Re: bsearch in C

Discussion in 'C Programming' started by Eric Sosman, Aug 7, 2003.

  1. Eric Sosman

    Eric Sosman Guest

    Edward A Thompson wrote:
    >
    > Is there any common knowledge out there about what the threshold for
    > bsearch (stdlib.h) performing better than a sequential search of an
    > array? If I have an array of 600 structure vs 6000?


    Too many unknowns: The nature and quality of the bsearch()
    implementation, the complexity of the comparison function, the
    comparative overhead of actually calling a function for each
    comparison as opposed to performing it in-line inside the search
    loop, the behavior of your virtual memory system, the phase of
    the moon, ...

    If the bsearch() implementation uses a binary search (not
    required by the Standard, but probably pretty common), an
    average successful search will take about lg(N)-1 probes to
    find a key in an N-element array, and an average unsuccessful
    search will take about lg(N) probes to establish that the key
    isn't there. For 600 elements that's nine-and-change probes;
    for 6000 it's twelve-and-change.

    As suggested above, you can't really predict the crossover
    point given such meager data. There's more than one way to
    search sequentially -- Knuth devotes more than twelve pages
    of TAOCP to the topic -- so it's hard to predict what sort of
    performance "a sequential search" will give. Still, a few
    *very* *general* *and* *approximate* ideas:

    - A sequential search in a haphazardly arranged array
    will probe about N/2 elements for a successful search,
    or all N elements in an unsuccessful search. This
    will be greater than lg(N) for all except the smallest
    arrays -- but the probes themselves may be a good deal
    simpler, and you needn't incur the cost of sorting the
    array beforehand.

    - If you sort the array, a successful sequential search
    still averages N/2 probes but an unsuccessful search
    drops from N-for-sure to N/2-on-the-average (with some
    assumptions about the distribution of the keys).

    - Self-organizing ("move to front" or "move toward front")
    arrays can exploit non-uniform search patterns in ways
    binary search cannot match.

    All very nice in theory, but not too useful in practice.
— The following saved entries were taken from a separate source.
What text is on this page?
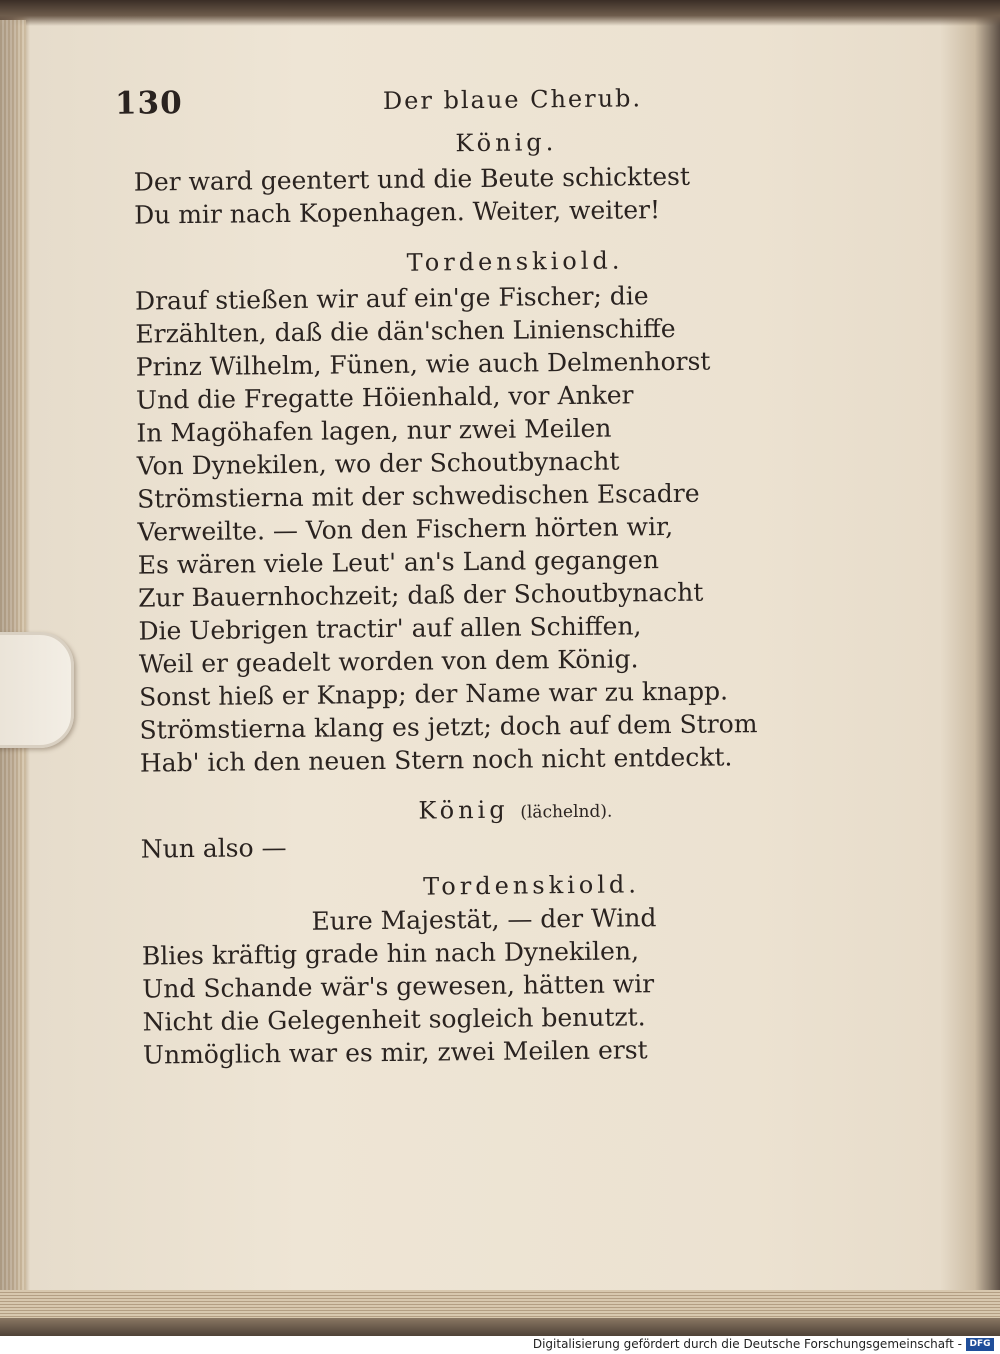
130	Der blaue Cherub.
König.
Der ward geentert und die Beute schicktest
Du mir nach Kopenhagen. Weiter, weiter!
Tordenskiold.
Drauf stießen wir auf ein'ge Fischer; die
Erzählten, daß die dän'schen Linienschiffe
Prinz Wilhelm, Fünen, wie auch Delmenhorst
Und die Fregatte Höienhald, vor Anker
In Magöhafen lagen, nur zwei Meilen
Von Dynekilen, wo der Schoutbynacht
Strömstierna mit der schwedischen Escadre
Verweilte. — Von den Fischern hörten wir,
Es wären viele Leut' an's Land gegangen
Zur Bauernhochzeit; daß der Schoutbynacht
Die Uebrigen tractir' auf allen Schiffen,
Weil er geadelt worden von dem König.
Sonst hieß er Knapp; der Name war zu knapp.
Strömstierna klang es jetzt; doch auf dem Strom
Hab' ich den neuen Stern noch nicht entdeckt.
König (lächelnd).
Nun also —
Tordenskiold.
Eure Majestät, — der Wind
Blies kräftig grade hin nach Dynekilen,
Und Schande wär's gewesen, hätten wir
Nicht die Gelegenheit sogleich benutzt.
Unmöglich war es mir, zwei Meilen erst
Digitalisierung gefördert durch die Deutsche Forschungsgemeinschaft - DFG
The
    first -- the VERY FIRST -- thing you should do is measure the
    performance of your program and decide whether the searching
    contributes an unacceptable amount of running time. If it does,
    consider ways to reduce that time -- but if it doesn't, all the
    time you spend optimizing it is time wasted. Utterly wasted.
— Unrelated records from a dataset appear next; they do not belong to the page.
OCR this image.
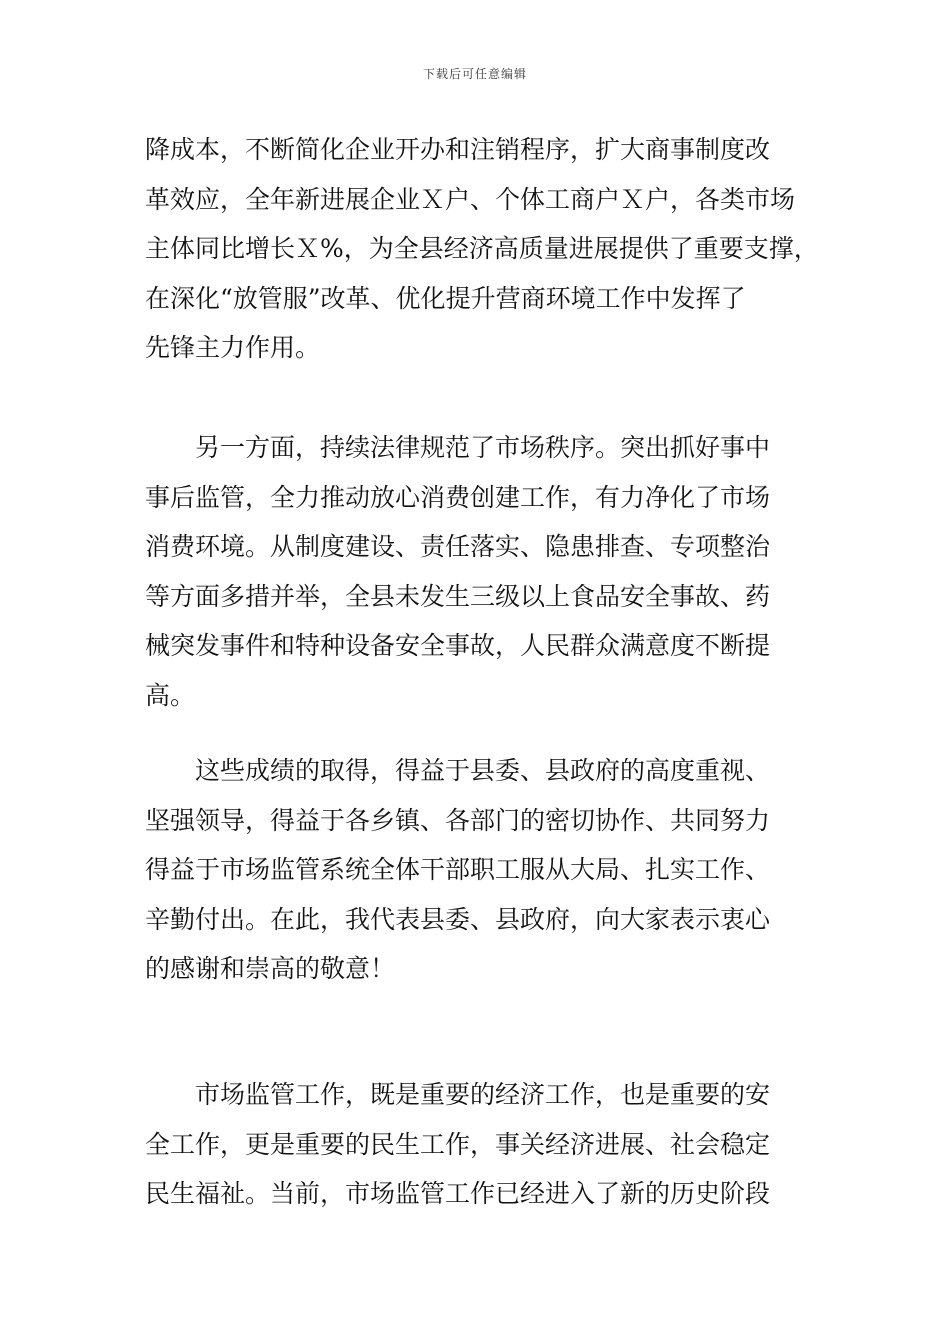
下载后可任意编辑
降成本，不断简化企业开办和注销程序，扩大商事制度改
革效应，全年新进展企业Ｘ户、个体工商户Ｘ户，各类市场
主体同比增长Ｘ%，为全县经济高质量进展提供了重要支撑，
在深化“放管服”改革、优化提升营商环境工作中发挥了
先锋主力作用。
　　另一方面，持续法律规范了市场秩序。突出抓好事中
事后监管，全力推动放心消费创建工作，有力净化了市场
消费环境。从制度建设、责任落实、隐患排查、专项整治
等方面多措并举，全县未发生三级以上食品安全事故、药
械突发事件和特种设备安全事故，人民群众满意度不断提
高。
　　这些成绩的取得，得益于县委、县政府的高度重视、
坚强领导，得益于各乡镇、各部门的密切协作、共同努力
得益于市场监管系统全体干部职工服从大局、扎实工作、
辛勤付出。在此，我代表县委、县政府，向大家表示衷心
的感谢和崇高的敬意！
　　市场监管工作，既是重要的经济工作，也是重要的安
全工作，更是重要的民生工作，事关经济进展、社会稳定
民生福祉。当前，市场监管工作已经进入了新的历史阶段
    Finally, a personal opinion (with which others may disagree,
    perhaps vehemently): don't use bsearch(). The binary search
    is such a simple algorithm to implement that you might as well
    just do it in-line where it's needed, and not pay performance
    penalties for generality you don't need. (By the way, you may
    be interested in an invention of mine: I'm calling it the "wheel.")

    --
    Eric Sosman, Aug 7, 2003
    #1
    1. Advertising

  2. Eric Sosman

    Eric Sosman Guest

    Ben Pfaff wrote:
    >
    > Eric Sosman <> writes:
    >
    > > Finally, a personal opinion (with which others may disagree,
    > > perhaps vehemently): don't use bsearch(). The binary search
    > > is such a simple algorithm to implement that you might as well
    > > just do it in-line where it's needed, and not pay performance
    > > penalties for generality you don't need. (By the way, you may
    > > be interested in an invention of mine: I'm calling it the "wheel.")

    >
    > bsearch() is most useful when you've already called qsort() on
    > the array, because you already have the comparison function
    > handy.


    ... except that the comparison functions for qsort() and
    bsearch() receive different arguments. The qsort() comparator
    gets pointers to two array elements, while the bsearch()
    comparator gets one pointer to an array element and one
    pointer to a "key." Unless the key happens to be the first
    (or only) thing in the array element, you can't use the
    same comparator for both qsort() and bsearch().

    --
    Eric Sosman, Aug 8, 2003
    #2
    1. Advertising

  3. On Fri, 8 Aug 2003, Eric Sosman wrote:
    >
    > Ben Pfaff wrote:
    > > Eric Sosman <> writes:
    > >
    > > > Finally, a personal opinion (with which others may disagree,
    > > > perhaps vehemently): don't use bsearch(). The binary search
    > > > is such a simple algorithm to implement that you might as well
    > > > just do it in-line where it's needed, and not pay performance
    > > > penalties for generality you don't need. (By the way, you may
    > > > be interested in an invention of mine: I'm calling it the "wheel.")

    > >
    > > bsearch() is most useful when you've already called qsort() on
    > > the array, because you already have the comparison function
    > > handy.

    >
    > ... except that the comparison functions for qsort() and
    > bsearch() receive different arguments. The qsort() comparator
    > gets pointers to two array elements, while the bsearch()
    > comparator gets one pointer to an array element and one
    > pointer to a "key"


    ... which is allowed to be of the same type as the array elements.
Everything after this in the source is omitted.